Auliya Rahman Isnain, Wakil Dekan III Bidang Kemahasiswaan Fakultas Teknik dan Ilmu Komputer UTI, mengonfirmasi bahwa aktivitas yang dimaksud dalam surat DO dan skors adalah aktivitas membangun sekretariat di luar kampus.

“Pelanggaran kode etiknya (dalam surat DO dan skors) itu karena aktivitas tersebut membuat kami dipanggil RT, kelurahan, dan dengan warga sekitar juga kami merasa tidak enak,” kata Auliya. “Mereka juga sudah ditegur babinkamtibmas lebih dari lima kali karena kumpul-kumpul.”

Ihwal sikap ekstremisme dan radikalisme, Auliya bilang, “Ada simbol atau kata-kata (di sekretariat) yang seharusnya tidak ada. Seperti, tulisan ‘kawasan danger (berbahaya)’; ‘kawasan ekstrem’.”

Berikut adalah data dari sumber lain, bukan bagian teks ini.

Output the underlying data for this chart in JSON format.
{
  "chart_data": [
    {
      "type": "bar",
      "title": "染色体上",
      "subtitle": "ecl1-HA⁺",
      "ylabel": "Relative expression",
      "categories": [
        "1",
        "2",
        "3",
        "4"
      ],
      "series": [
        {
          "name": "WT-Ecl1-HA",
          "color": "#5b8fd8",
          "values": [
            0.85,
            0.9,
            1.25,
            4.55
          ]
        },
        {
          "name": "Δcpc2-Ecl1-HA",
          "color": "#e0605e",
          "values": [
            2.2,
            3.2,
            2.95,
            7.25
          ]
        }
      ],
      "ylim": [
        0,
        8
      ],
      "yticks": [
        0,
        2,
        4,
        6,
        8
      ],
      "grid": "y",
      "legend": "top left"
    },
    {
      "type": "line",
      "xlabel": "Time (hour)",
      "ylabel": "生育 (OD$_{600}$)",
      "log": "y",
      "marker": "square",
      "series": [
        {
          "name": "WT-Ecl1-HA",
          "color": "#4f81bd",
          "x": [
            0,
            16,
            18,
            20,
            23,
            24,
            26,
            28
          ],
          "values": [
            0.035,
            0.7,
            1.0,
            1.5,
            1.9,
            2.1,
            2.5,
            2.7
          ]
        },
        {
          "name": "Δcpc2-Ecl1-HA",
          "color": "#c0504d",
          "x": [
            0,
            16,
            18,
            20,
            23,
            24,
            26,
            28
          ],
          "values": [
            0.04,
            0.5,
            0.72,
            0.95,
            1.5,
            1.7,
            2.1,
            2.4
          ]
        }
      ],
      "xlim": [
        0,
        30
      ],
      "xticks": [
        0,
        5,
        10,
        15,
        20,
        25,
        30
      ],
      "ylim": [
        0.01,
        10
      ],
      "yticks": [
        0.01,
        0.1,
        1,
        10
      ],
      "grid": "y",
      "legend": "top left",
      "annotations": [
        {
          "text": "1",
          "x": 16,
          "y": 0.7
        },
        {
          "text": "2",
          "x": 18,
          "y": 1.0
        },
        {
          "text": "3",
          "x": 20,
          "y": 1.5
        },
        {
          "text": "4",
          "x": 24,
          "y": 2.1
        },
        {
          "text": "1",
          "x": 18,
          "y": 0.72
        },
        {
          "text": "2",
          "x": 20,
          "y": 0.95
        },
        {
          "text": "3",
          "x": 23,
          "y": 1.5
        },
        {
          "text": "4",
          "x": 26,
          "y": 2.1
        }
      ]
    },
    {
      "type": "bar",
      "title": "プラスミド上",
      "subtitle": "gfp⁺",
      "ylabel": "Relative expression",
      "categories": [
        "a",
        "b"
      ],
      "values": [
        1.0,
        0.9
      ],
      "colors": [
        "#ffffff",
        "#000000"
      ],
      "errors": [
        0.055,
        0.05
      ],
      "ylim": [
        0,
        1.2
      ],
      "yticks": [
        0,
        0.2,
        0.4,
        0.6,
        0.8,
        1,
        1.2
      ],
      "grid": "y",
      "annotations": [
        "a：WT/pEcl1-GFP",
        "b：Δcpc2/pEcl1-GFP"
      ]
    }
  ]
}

Kondisi sekretariat Himateks setelah ditinggalkan. Foto diambil pada 16 April 2021. | Derri Nugraha

Di markas Himateks memang terdapat simbol yang digambar oleh mahasiswa. Simbol tersebut berupa gambar seperti dinosaurus dengan tulisan “Civil Engineering (teknik sipil)”. Terdapat pula gambar dinosaurus berjenis t-rex sedang mengaung dan serigala sedang melolong. Selain itu, tampak tulisan besar “Datang dengan berbeda untuk bersaudara.”

Sultan, warga setempat yang rumahnya berjarak sekitar 10 meter dari sekretariat Himateks, merasa tidak terganggu dengan aktivitas mahasiswa. Para mahasiswa juga kongko dalam batas waktu yang relatif wajar.

Rumah warga yang paling dekat dengan sekretariat hanya kediaman Sultan dan pemilik kantin. Selebihnya, bangunan milik Teknokrat yang beroperasi saat hari kerja saja.

“Enggak ada itu mereka meresahkan,” kata Hendrison, warga setempat. Rumah Hendrison sekitar 50 meter dari sekretariat Himateks.

Demikian pula Noneng (70), warga yang tinggal di depan rumah Hendrison. Ia menilai aktivitas para mahasiswa tidak meresahkan atau mengganggu penduduk setempat.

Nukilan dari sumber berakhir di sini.